Так почему же я кричу, что это мой дом? Тем более в шесть утра. Почему я просто не зайду в подъезд, не тревожа мирный сон соседей?

Мама.

Я хочу, чтобы моя мама знала, как сильно я рад снова оказаться здесь, где живёт моя семья. Хочу эмоционально передать, насколько меня переполняют чувства, чтобы по интонации она всё поняла. Ну и, конечно, обрадовалась, что я вернулся, живой и невредимый.

Мы с Женей поднимаемся на лифте на четвёртый этаж, и, конечно же, мама не спит. Папа дрыхнет, а мама нет. Более того, стол ломится от еды и алкоголя. Потому что мама знает, как давно я нормально не ел, как заебался в армии. Она, может, ещё не ложилась со вчерашнего дня, зная, что я приеду. Она готовила, убирала, накрывала на стол.

Моя единственная любимая женщина.

Та самая, которая всегда будет рядом, которая будет любить меня таким, какой я есть, гордиться каждым моим позитивным поступком и оправдывать каждый негативный. Женщина, чьё сердце бьётся в унисон с моим, чья ДНК молекула в молекулу совпадает с моей. Которая девять месяцев носила меня в себе, испытывая дискомфорт, чей организм питал меня, жертвуя собственным благополучием. Моя мама, которая мыла мою задницу, когда я обсирался, просыпалась, когда я плакал ночью, пела колыбельные, успокаивала, когда я боялся ведьмы под кроватью, лечила мои ссадины, когда я учился кататься на велосипеде. Которая выслушивала чудовищный бред от моих ёбнутых учителей и всё равно оставалась на моей стороне, даже если я был не прав. Она единственная радовалась моим скромным школьным наградам по борьбе, слала переводы в Пермь и посылки в армию. Она единственная писала мне каждую неделю, пока я служил. Длинные письма, наполненные нежностью, поддержкой, верой в меня. Она та самая, которая прямо сейчас не спит и ещё не ложилась спать, потому что сегодня я вернулся из армии.

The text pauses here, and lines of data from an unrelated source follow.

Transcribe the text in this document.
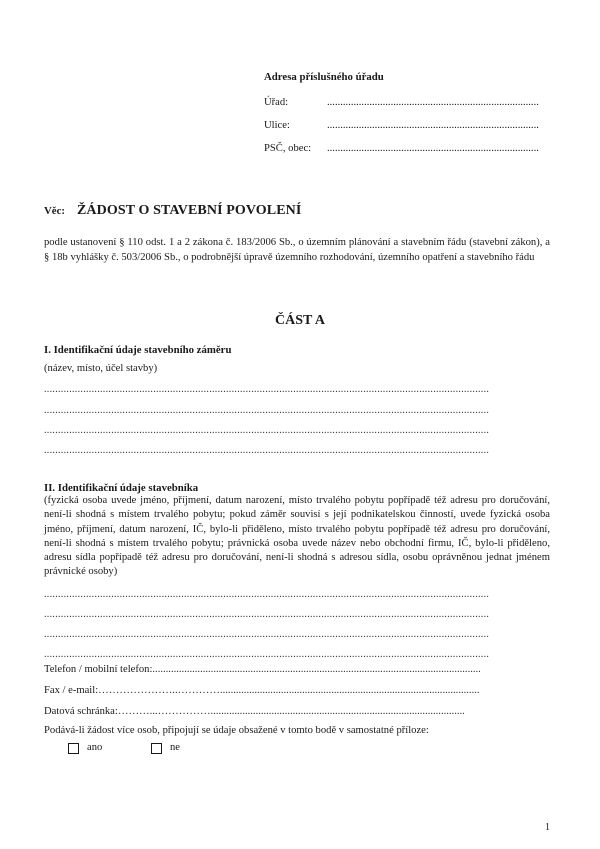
Adresa příslušného úřadu
Úřad:	................................................................................
Ulice:	................................................................................
PSČ, obec:	................................................................................
Věc: ŽÁDOST O STAVEBNÍ POVOLENÍ
podle ustanovení § 110 odst. 1 a 2 zákona č. 183/2006 Sb., o územním plánování a stavebním řádu (stavební zákon), a § 18b vyhlášky č. 503/2006 Sb., o podrobnější úpravě územního rozhodování, územního opatření a stavebního řádu
ČÁST A
I. Identifikační údaje stavebního záměru
(název, místo, účel stavby)
...............................................................................................................................................................
...............................................................................................................................................................
...............................................................................................................................................................
...............................................................................................................................................................
II. Identifikační údaje stavebníka
(fyzická osoba uvede jméno, příjmení, datum narození, místo trvalého pobytu popřípadě též adresu pro doručování, není-li shodná s místem trvalého pobytu; pokud záměr souvisí s její podnikatelskou činností, uvede fyzická osoba jméno, příjmení, datum narození, IČ, bylo-li přiděleno, místo trvalého pobytu popřípadě též adresu pro doručování, není-li shodná s místem trvalého pobytu; právnická osoba uvede název nebo obchodní firmu, IČ, bylo-li přiděleno, adresu sídla popřípadě též adresu pro doručování, není-li shodná s adresou sídla, osobu oprávněnou jednat jménem právnické osoby)
...............................................................................................................................................................
...............................................................................................................................................................
...............................................................................................................................................................
...............................................................................................................................................................
Telefon / mobilní telefon: ............................................................................................................................
Fax / e-mail: …………………..…………..................................................................................................
Datová schránka: ………...……………................................................................................................
Podává-li žádost více osob, připojují se údaje obsažené v tomto bodě v samostatné příloze:
ano	ne
1
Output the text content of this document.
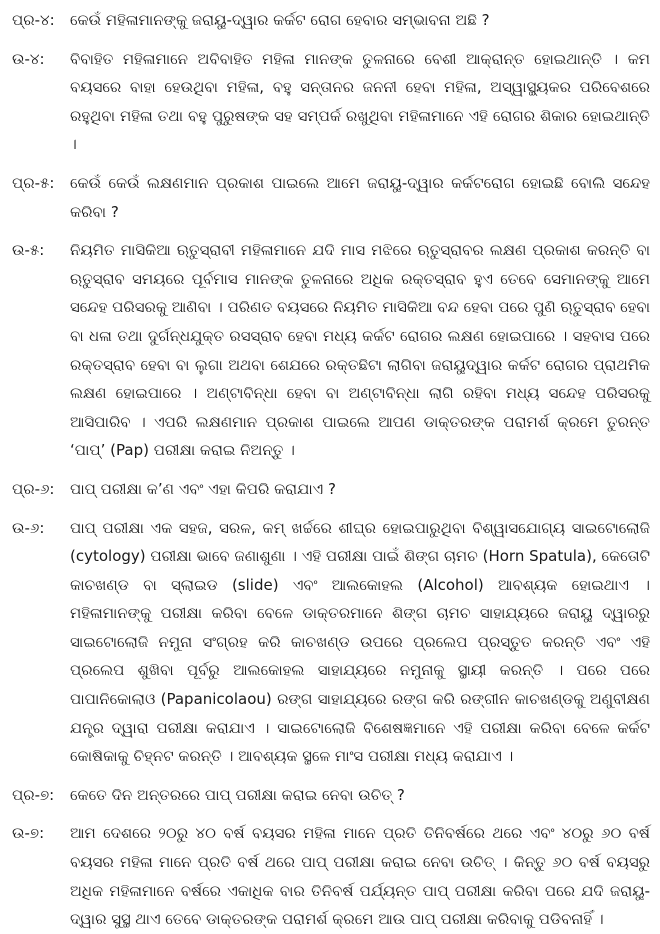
ପ୍ର-୪:	କେଉଁ ମହିଳାମାନଙ୍କୁ ଜରାୟୁ-ଦ୍ୱାର କର୍କଟ ରୋଗ ହେବାର ସମ୍ଭାବନା ଅଛି ?
ଉ-୪:	ବିବାହିତ ମହିଳାମାନେ ଅବିବାହିତ ମହିଳା ମାନଙ୍କ ତୁଳନାରେ ବେଶୀ ଆକ୍ରାନ୍ତ ହୋଇଥାନ୍ତି । କମ ବୟସରେ ବାହା ହେଉଥିବା ମହିଳା, ବହୁ ସନ୍ତାନର ଜନନୀ ହେବା ମହିଳା, ଅସ୍ୱାସ୍ଥ୍ୟକର ପରିବେଶରେ ରହୁଥିବା ମହିଳା ତଥା ବହୁ ପୁରୁଷଙ୍କ ସହ ସମ୍ପର୍କ ରଖୁଥିବା ମହିଳାମାନେ ଏହି ରୋଗର ଶିକାର ହୋଇଥାନ୍ତି ।
ପ୍ର-୫:	କେଉଁ କେଉଁ ଲକ୍ଷଣମାନ ପ୍ରକାଶ ପାଇଲେ ଆମେ ଜରାୟୁ-ଦ୍ୱାର କର୍କଟରୋଗ ହୋଇଛି ବୋଲି ସନ୍ଦେହ କରିବା ?
ଉ-୫:	ନିୟମିତ ମାସିକିଆ ଋତୁସ୍ରାବୀ ମହିଳାମାନେ ଯଦି ମାସ ମଝିରେ ଋତୁସ୍ରାବର ଲକ୍ଷଣ ପ୍ରକାଶ କରନ୍ତି ବା ଋତୁସ୍ରାବ ସମୟରେ ପୂର୍ବମାସ ମାନଙ୍କ ତୁଳନାରେ ଅଧିକ ରକ୍ତସ୍ରାବ ହୁଏ ତେବେ ସେମାନଙ୍କୁ ଆମେ ସନ୍ଦେହ ପରିସରକୁ ଆଣିବା । ପରିଣତ ବୟସରେ ନିୟମିତ ମାସିକିଆ ବନ୍ଦ ହେବା ପରେ ପୁଣି ଋତୁସ୍ରାବ ହେବା ବା ଧଳା ତଥା ଦୁର୍ଗନ୍ଧଯୁକ୍ତ ରସସ୍ରାବ ହେବା ମଧ୍ୟ କର୍କଟ ରୋଗର ଲକ୍ଷଣ ହୋଇପାରେ । ସହବାସ ପରେ ରକ୍ତସ୍ରାବ ହେବା ବା ଲୁଗା ଅଥବା ଶେଯରେ ରକ୍ତଛିଟା ଲାଗିବା ଜରାୟୁଦ୍ୱାର କର୍କଟ ରୋଗର ପ୍ରାଥମିକ ଲକ୍ଷଣ ହୋଇପାରେ । ଅଣ୍ଟାବିନ୍ଧା ହେବା ବା ଅଣ୍ଟାବିନ୍ଧା ଲାଗି ରହିବା ମଧ୍ୟ ସନ୍ଦେହ ପରିସରକୁ ଆସିପାରିବ । ଏପରି ଲକ୍ଷଣମାନ ପ୍ରକାଶ ପାଇଲେ ଆପଣ ଡାକ୍ତରଙ୍କ ପରାମର୍ଶ କ୍ରମେ ତୁରନ୍ତ ‘ପାପ୍’ (Pap) ପରୀକ୍ଷା କରାଇ ନିଅନ୍ତୁ ।
ପ୍ର-୬:	ପାପ୍ ପରୀକ୍ଷା କ’ଣ ଏବଂ ଏହା କିପରି କରାଯାଏ ?
ଉ-୬:	ପାପ୍ ପରୀକ୍ଷା ଏକ ସହଜ, ସରଳ, କମ୍ ଖର୍ଚ୍ଚରେ ଶୀଘ୍ର ହୋଇପାରୁଥିବା ବିଶ୍ୱାସଯୋଗ୍ୟ ସାଇଟୋଲୋଜି (cytology) ପରୀକ୍ଷା ଭାବେ ଜଣାଶୁଣା । ଏହି ପରୀକ୍ଷା ପାଇଁ ଶିଙ୍ଗ ଚାମଚ (Horn Spatula), କେତୋଟି କାଚଖଣ୍ଡ ବା ସ୍ଲାଇଡ (slide) ଏବଂ ଆଲକୋହଲ (Alcohol) ଆବଶ୍ୟକ ହୋଇଥାଏ । ମହିଳାମାନଙ୍କୁ ପରୀକ୍ଷା କରିବା ବେଳେ ଡାକ୍ତରମାନେ ଶିଙ୍ଗ ଚାମଚ ସାହାଯ୍ୟରେ ଜରାୟୁ ଦ୍ୱାରରୁ ସାଇଟୋଲୋଜି ନମୁନା ସଂଗ୍ରହ କରି କାଚଖଣ୍ଡ ଉପରେ ପ୍ରଲେପ ପ୍ରସ୍ତୁତ କରନ୍ତି ଏବଂ ଏହି ପ୍ରଲେପ ଶୁଖିବା ପୂର୍ବରୁ ଆଲକୋହଲ ସାହାଯ୍ୟରେ ନମୁନାକୁ ସ୍ଥାୟୀ କରନ୍ତି । ପରେ ପରେ ପାପାନିକୋଲାଓ (Papanicolaou) ରଙ୍ଗ ସାହାଯ୍ୟରେ ରଙ୍ଗ କରି ରଙ୍ଗୀନ କାଚଖଣ୍ଡକୁ ଅଣୁବୀକ୍ଷଣ ଯନ୍ତ୍ର ଦ୍ୱାରା ପରୀକ୍ଷା କରାଯାଏ । ସାଇଟୋଲୋଜି ବିଶେଷଜ୍ଞମାନେ ଏହି ପରୀକ୍ଷା କରିବା ବେଳେ କର୍କଟ କୋଷିକାକୁ ଚିହ୍ନଟ କରନ୍ତି । ଆବଶ୍ୟକ ସ୍ଥଳେ ମାଂସ ପରୀକ୍ଷା ମଧ୍ୟ କରାଯାଏ ।
ପ୍ର-୭:	କେତେ ଦିନ ଅନ୍ତରରେ ପାପ୍ ପରୀକ୍ଷା କରାଇ ନେବା ଉଚିତ୍ ?
ଉ-୭:	ଆମ ଦେଶରେ ୨୦ରୁ ୪୦ ବର୍ଷ ବୟସର ମହିଳା ମାନେ ପ୍ରତି ତିନିବର୍ଷରେ ଥରେ ଏବଂ ୪୦ରୁ ୬୦ ବର୍ଷ ବୟସର ମହିଳା ମାନେ ପ୍ରତି ବର୍ଷ ଥରେ ପାପ୍ ପରୀକ୍ଷା କରାଇ ନେବା ଉଚିତ୍ । କିନ୍ତୁ ୬୦ ବର୍ଷ ବୟସରୁ ଅଧିକ ମହିଳାମାନେ ବର୍ଷରେ ଏକାଧିକ ବାର ତିନିବର୍ଷ ପର୍ଯ୍ୟନ୍ତ ପାପ୍ ପରୀକ୍ଷା କରିବା ପରେ ଯଦି ଜରାୟୁ-ଦ୍ୱାର ସୁସ୍ଥ ଥାଏ ତେବେ ଡାକ୍ତରଙ୍କ ପରାମର୍ଶ କ୍ରମେ ଆଉ ପାପ୍ ପରୀକ୍ଷା କରିବାକୁ ପଡିବନାହିଁ ।
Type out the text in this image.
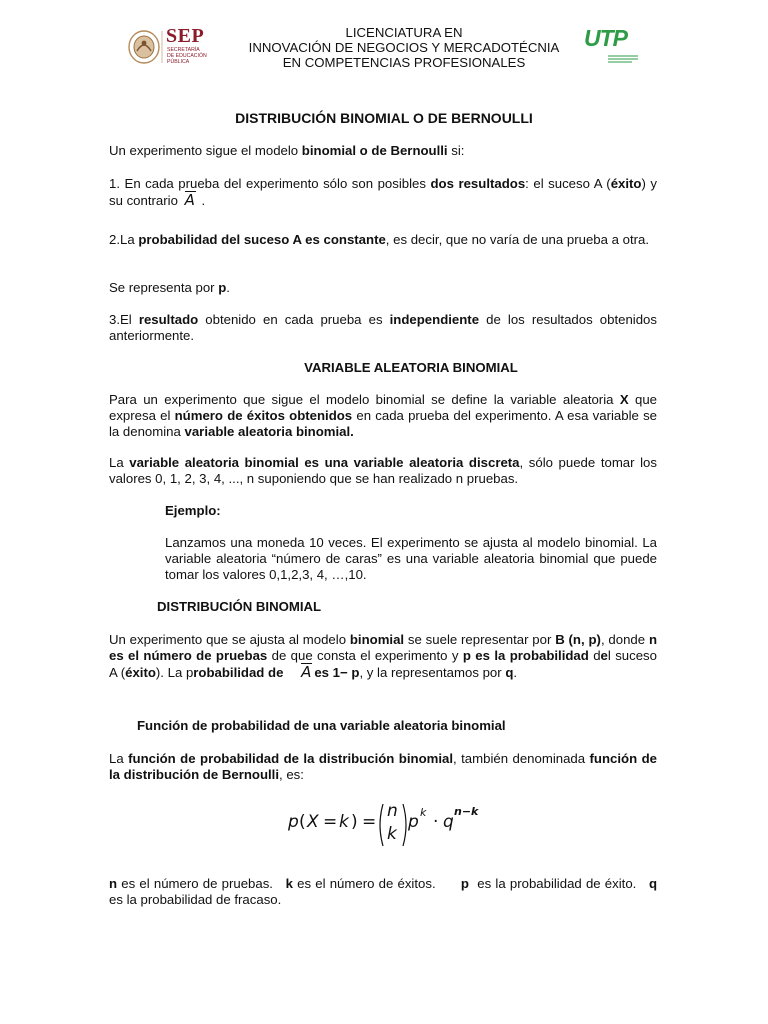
SEP
SECRETARÍA
DE EDUCACIÓN
PÚBLICA
LICENCIATURA EN
INNOVACIÓN DE NEGOCIOS Y MERCADOTÉCNIA
EN COMPETENCIAS PROFESIONALES
UTP
DISTRIBUCIÓN BINOMIAL O DE BERNOULLI

Un experimento sigue el modelo binomial o de Bernoulli si:

1. En cada prueba del experimento sólo son posibles dos resultados: el suceso A (éxito) y su contrario A .

2.La probabilidad del suceso A es constante, es decir, que no varía de una prueba a otra.

Se representa por p.

3.El resultado obtenido en cada prueba es independiente de los resultados obtenidos anteriormente.

VARIABLE ALEATORIA BINOMIAL

Para un experimento que sigue el modelo binomial se define la variable aleatoria X que expresa el número de éxitos obtenidos en cada prueba del experimento. A esa variable se la denomina variable aleatoria binomial.

La variable aleatoria binomial es una variable aleatoria discreta, sólo puede tomar los valores 0, 1, 2, 3, 4, ..., n suponiendo que se han realizado n pruebas.

Ejemplo:

Lanzamos una moneda 10 veces. El experimento se ajusta al modelo binomial. La variable aleatoria “número de caras” es una variable aleatoria binomial que puede tomar los valores 0,1,2,3, 4, …,10.

DISTRIBUCIÓN BINOMIAL

Un experimento que se ajusta al modelo binomial se suele representar por B (n, p), donde n es el número de pruebas de que consta el experimento y p es la probabilidad del suceso A (éxito). La probabilidad de A es 1− p, y la representamos por q.

Función de probabilidad de una variable aleatoria binomial

La función de probabilidad de la distribución binomial, también denominada función de la distribución de Bernoulli, es:

p ( X = k ) =
n
k
p k · q
n−k

n es el número de pruebas.   k es el número de éxitos.      p  es la probabilidad de éxito.   q es la probabilidad de fracaso.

Моя мама, единственная любимая мною женщина и единственная, способная любить меня так, как никто в мире.

Именно поэтому я и кричал во дворе, вкладывая в слово «дом» мою любовь к маме, зная, что она не спит, а очень ждёт меня.

Я стою в дверях, мама изо всех сил сжимает меня в объятиях, как будто я совсем маленький, как будто ребёнок. Из её глаз струями льются слёзы. И я плачу. Она целует моё лицо, мои руки. Часто, много, поспешно. Такое счастье, что голова кружится, а сердце стучит, как бешеный мотор. И такое ощущение, что вот-вот произойдёт что-то потрясающее, а оно и так прямо сейчас происходит.

Папа проснулся, сестрёнка. И вот мы уже вчетвером стоим, обнимаемся.

Бедный Женя стоит один необнятый и не знает, что ему сказать.

– Это Женя, – говорю я.

– Здравствуйте, Евгений, проходите, пожалуйста, садитесь за стол, – предлагает мама.

Женя отнекивается, а мама настойчиво заводит его в квартиру.

Вскоре, немного посидев, Женя, как приличный человек, уходит. И мы все вместе делимся друг с другом своими эмоциями, рассказываем истории и восполняем пробелы участия в жизни друг друга.

Глава 3. Друзья

Я лежу на кровати и смотрю в потолок. Потолок белый.

В комнате приятно прохладно от открытой форточки.

Я проснулся минут пять назад, на мне нет одежды, я лежу под одеялом и смотрю в потолок.

Мне не нужно на работу, на учёбу, я никому ничего не должен. На что я потрачу этот день, то и будет. Меня радует мысль, что я могу разбазарить сегодняшний день на удовольствия. На что-то, что не принесёт мне ничего, кроме сиюминутного кайфа. Меня совершенно не волнует необходимость создавать вклад в будущее.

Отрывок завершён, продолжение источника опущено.